Her mouth dropped open of its own accord, but she snapped it shut on an expression of surprise. Who in heaven’s name had come to pass a quarter hour sipping tepid tea and making awkward remarks on the weather? And on the day after her wedding, at that. Certainly no one had deigned to call on her in the past, despite her aunt’s efforts, but now that she was closer to a title, she’d suddenly become acceptable, it seemed. In demand, if the invitations to various routs, soirees, and masquerades were any indication.

It was almost as if the color of her blood had changed overnight.

“I’ve shown them to the morning room, if it please you.”

Grundy’s words were clearly a prompt, one Battencliffe took immediately. “I’ll be off, then.”

She leveled her gaze on her husband. “Where are you going?”

“I have business. I thought I’d start at the tailor’s, and once I’ve finished renewing my wardrobe, I thought I’d drop in at my club.

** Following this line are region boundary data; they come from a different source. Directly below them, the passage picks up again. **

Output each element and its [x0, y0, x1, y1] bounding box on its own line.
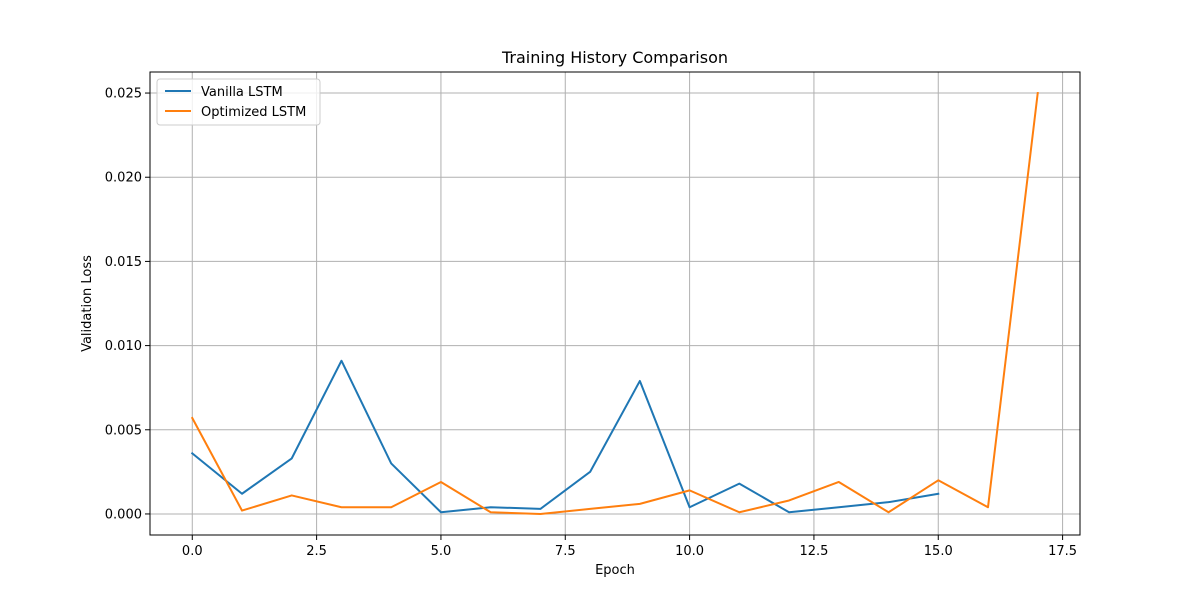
- legend-label-optimized: Optimized LSTM: [201, 105, 306, 120]
- y-tick-label: 0.025: [105, 87, 142, 102]
- y-axis-label: Validation Loss: [80, 255, 95, 352]
- grid-layer: [150, 72, 1080, 535]
- x-tick-label: 5.0: [431, 544, 452, 559]
- y-tick-label: 0.015: [105, 255, 142, 270]
- x-tick-label: 15.0: [924, 544, 953, 559]
- x-tick-label: 0.0: [182, 544, 203, 559]
- series-line-vanilla-lstm: [190, 359, 940, 514]
- y-tick-label: 0.020: [105, 171, 142, 186]
- plot-frame: [149, 71, 1081, 536]
- legend-label-vanilla: Vanilla LSTM: [201, 85, 283, 100]
- x-tick-label: 17.5: [1048, 544, 1077, 559]
- x-tick-label: 12.5: [799, 544, 828, 559]
- tick-layer: 0.0 2.5 5.0 7.5 10.0 12.5 15.0 17.5 0.000 0.005 0.…: [105, 87, 1077, 559]
- legend-box: [156, 78, 321, 126]
- y-tick-label: 0.005: [105, 423, 142, 438]
- series-layer: [190, 91, 1039, 515]
- y-tick-label: 0.010: [105, 339, 142, 354]
- chart-title: Training History Comparison: [501, 48, 728, 67]
- x-tick-label: 7.5: [555, 544, 576, 559]
- x-tick-label: 10.0: [675, 544, 704, 559]
- y-tick-label: 0.000: [105, 507, 142, 522]
- series-line-optimized-lstm: [190, 91, 1039, 515]
- x-axis-label: Epoch: [595, 563, 635, 578]
- legend: Vanilla LSTM Optimized LSTM: [156, 78, 321, 126]
- x-tick-label: 2.5: [306, 544, 327, 559]
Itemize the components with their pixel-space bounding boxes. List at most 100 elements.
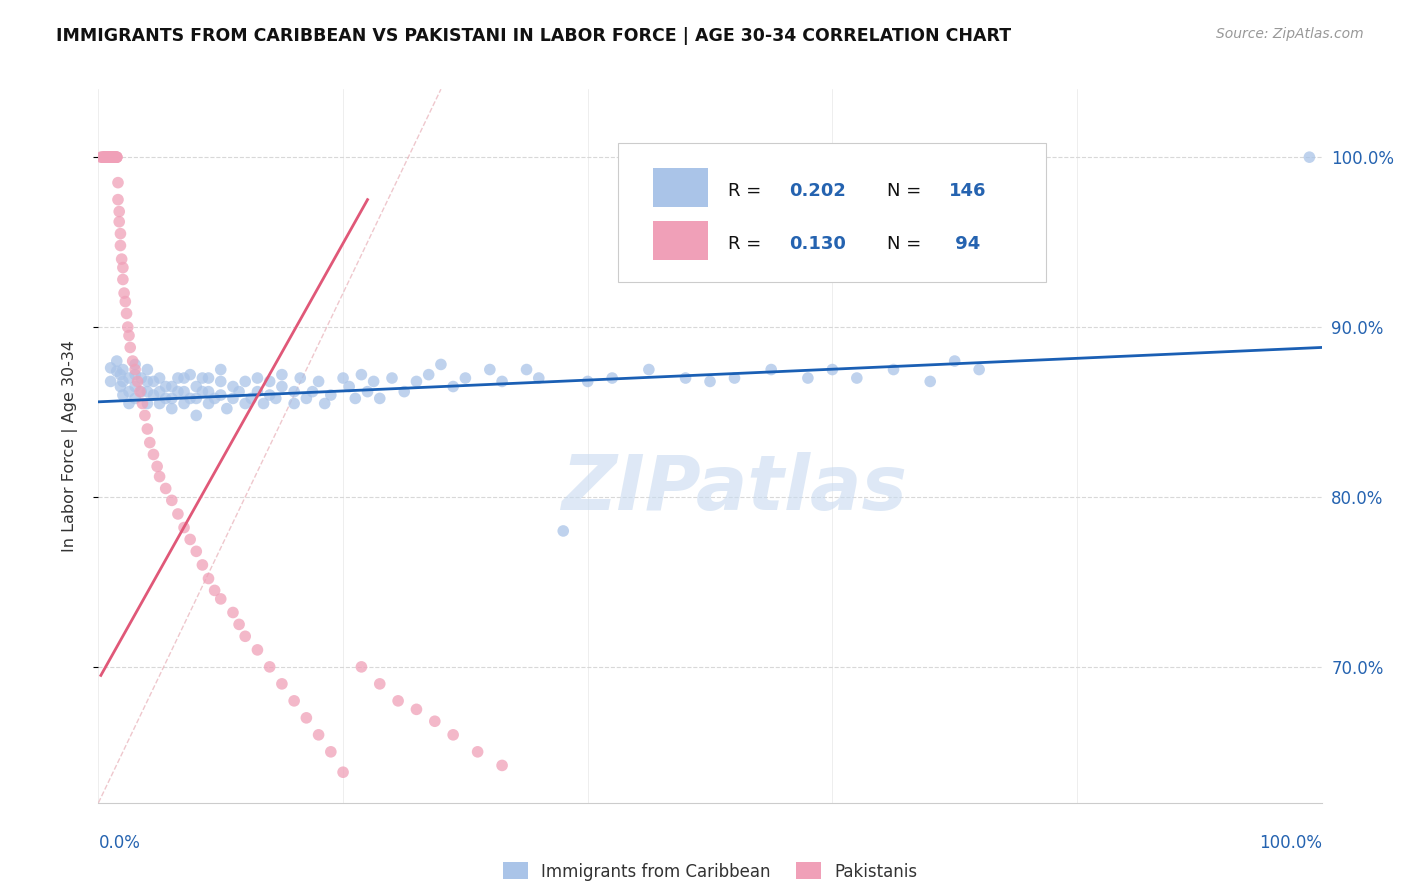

That is, if you have no objections.” His tone very much conveyed he expected her to object.

Which she did. “We are not finished discussing your financial situation. You may have some money now, but you ought to look into spending it more judiciously. I haven’t even started on your extravagances.”

“Rest assured, I will pay my outstanding debts.”

“You mean if you have anything left over—” She cut herself off. The morning room was close enough for her guests to overhear, if she spoke loudly enough, and she felt like shouting. It seemed the only efficient means of penetrating her husband’s thick skull.

She followed the insufferable man from the room, but not before he snatched a pair of calling cards from the butler’s salver and handed them to her without so much as a glance. She blinked at the names. Mrs. Henrietta Sanford and Lady Cecelia Lindenhurst.

She’d never even been introduced to either one, but the second name—or, rather, title—gave her pause. That very title was embossed on the journal in her bedchamber. So there was a new viscountess, but why would she come to call? To ask for the former viscountess’s journal? But why wait so many years?